2. Mit der Beschlagnahme verliert der Schuldner nur die Verwaltung und Benutzung des Grundstücks, nicht auch die Rechte an seinem Gewerbebetrieb. Zum Eingriff in den Gewerbebetrieb des Schuldners hat der Zwangsverwalter keinerlei Befugnis.
3. Nur soweit zum Zwecke der Erhaltung oder ordnungsgemäßen Nutzung eine dem Schuldner demnach untersagte tatsächliche oder rechtliche Verfügung über das Grundstück erforderlich ist, wird sie als Folge der Beschlagnahme durch den Verwalter ausgeübt.
Verfahrensgang
LG Rostock (Aktenzeichen 2 O 595/17 (1)) |
Nachgehend
Tenor
1. Die Berufung der Klägerinnen gegen das Urteil des Landgerichts Rostock vom 30.11.2018 - 2 O 595/17 (1) - wird zurückgewiesen.
2. Die gerichtlichen Kosten sowie die außergerichtlichen Kosten des Beklagten für das Berufungsverfahren tragen die Klägerin zu 1) 90% und die Klägerin zu 2) 10%; im Übrigen findet auch im Berufungsverfahren eine Kostenerstattung nicht statt.
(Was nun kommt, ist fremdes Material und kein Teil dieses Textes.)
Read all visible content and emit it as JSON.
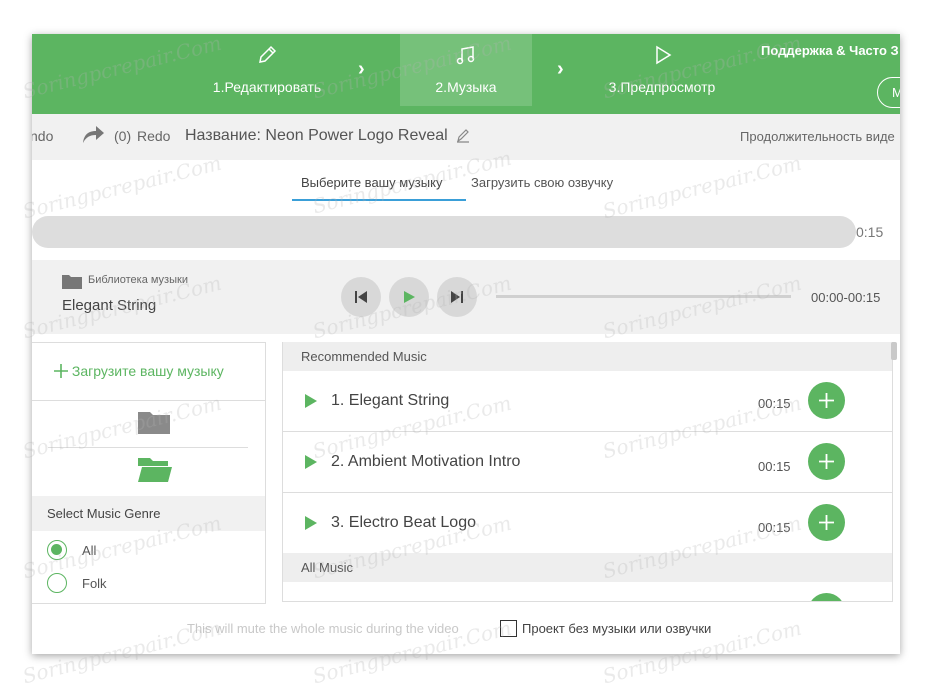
{
  "steps": {
    "items": [
      {
        "label": "1.Редактировать",
        "icon": "pencil-icon"
      },
      {
        "label": "2.Музыка",
        "icon": "music-note-icon",
        "active": true
      },
      {
        "label": "3.Предпросмотр",
        "icon": "play-outline-icon"
      }
    ],
    "chevron": "›",
    "support_label": "Поддержка & Часто З",
    "right_button_label": "М"
  },
  "toolbar": {
    "undo_label": "ndo",
    "redo_count": "(0)",
    "redo_label": "Redo",
    "title": "Название: Neon Power Logo Reveal",
    "duration_label": "Продолжительность виде"
  },
  "music_tabs": {
    "select_label": "Выберите вашу музыку",
    "upload_label": "Загрузить свою озвучку"
  },
  "progress": {
    "time": "0:15",
    "fraction": 1.0
  },
  "player": {
    "library_label": "Библиотека музыки",
    "track_name": "Elegant String",
    "time_range": "00:00-00:15"
  },
  "left_panel": {
    "upload_label": "Загрузите вашу музыку",
    "genre_title": "Select Music Genre",
    "genres": [
      {
        "label": "All",
        "selected": true
      },
      {
        "label": "Folk",
        "selected": false
      }
    ]
  },
  "list": {
    "recommended_header": "Recommended Music",
    "all_header": "All Music",
    "items": [
      {
        "name": "1. Elegant String",
        "time": "00:15"
      },
      {
        "name": "2. Ambient Motivation Intro",
        "time": "00:15"
      },
      {
        "name": "3. Electro Beat Logo",
        "time": "00:15"
      }
    ]
  },
  "footer": {
    "mute_note": "This will mute the whole music during the video",
    "checkbox_label": "Проект без музыки или озвучки",
    "checkbox_checked": false
  },
  "colors": {
    "accent": "#5cb561",
    "accent_active": "#76c17a",
    "tab_underline": "#3a9fd8"
  },
  "watermark": "Soringpcrepair.Com"
}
3. Dieses Urteil sowie das in Ziffer 1. des Tenors bezeichnete Urteil sind ohne Sicherheitsleistung vorläufig vollstreckbar. Die Klägerinnen können die Vollstreckung durch Sicherheitsleistung in Höhe von 110 % des aus dem jeweiligen Urteil vollstreckbaren Betrages abwenden, wenn nicht zuvor der Beklagte Sicherheit in Höhe von 110 % des jeweils zu vollstreckenden Betrages leistet.
4. Der Gegenstandswert des Berufungsverfahrens wird auf 102.529,42 EUR festgesetzt.
Gründe
I. Die Klägerinnen begehren vom Beklagten Schadensersatz aus seiner Tätigkeit als Zwangsverwalter. Sie machen ausdrücklich nicht die Erfüllung schuldrechtlicher Verträge geltend.
Das Landgericht Rostock hat mit Urteil vom 30.11.2018 die Klage abgewiesen. Wegen der erstinstanzlichen Tatsachenfeststellungen, der Anträge sowie der Entscheidungsgründe nimmt der Senat auf das angefochtene Urteil Bezug.
Mit ihrer Berufung verfolgen die Klägerinnen ihre erstinstanzlichen Anträge weiter. Das erstinstanzliche Urteil sei in rechtlicher und tatsächlicher Hinsicht fehlerhaft.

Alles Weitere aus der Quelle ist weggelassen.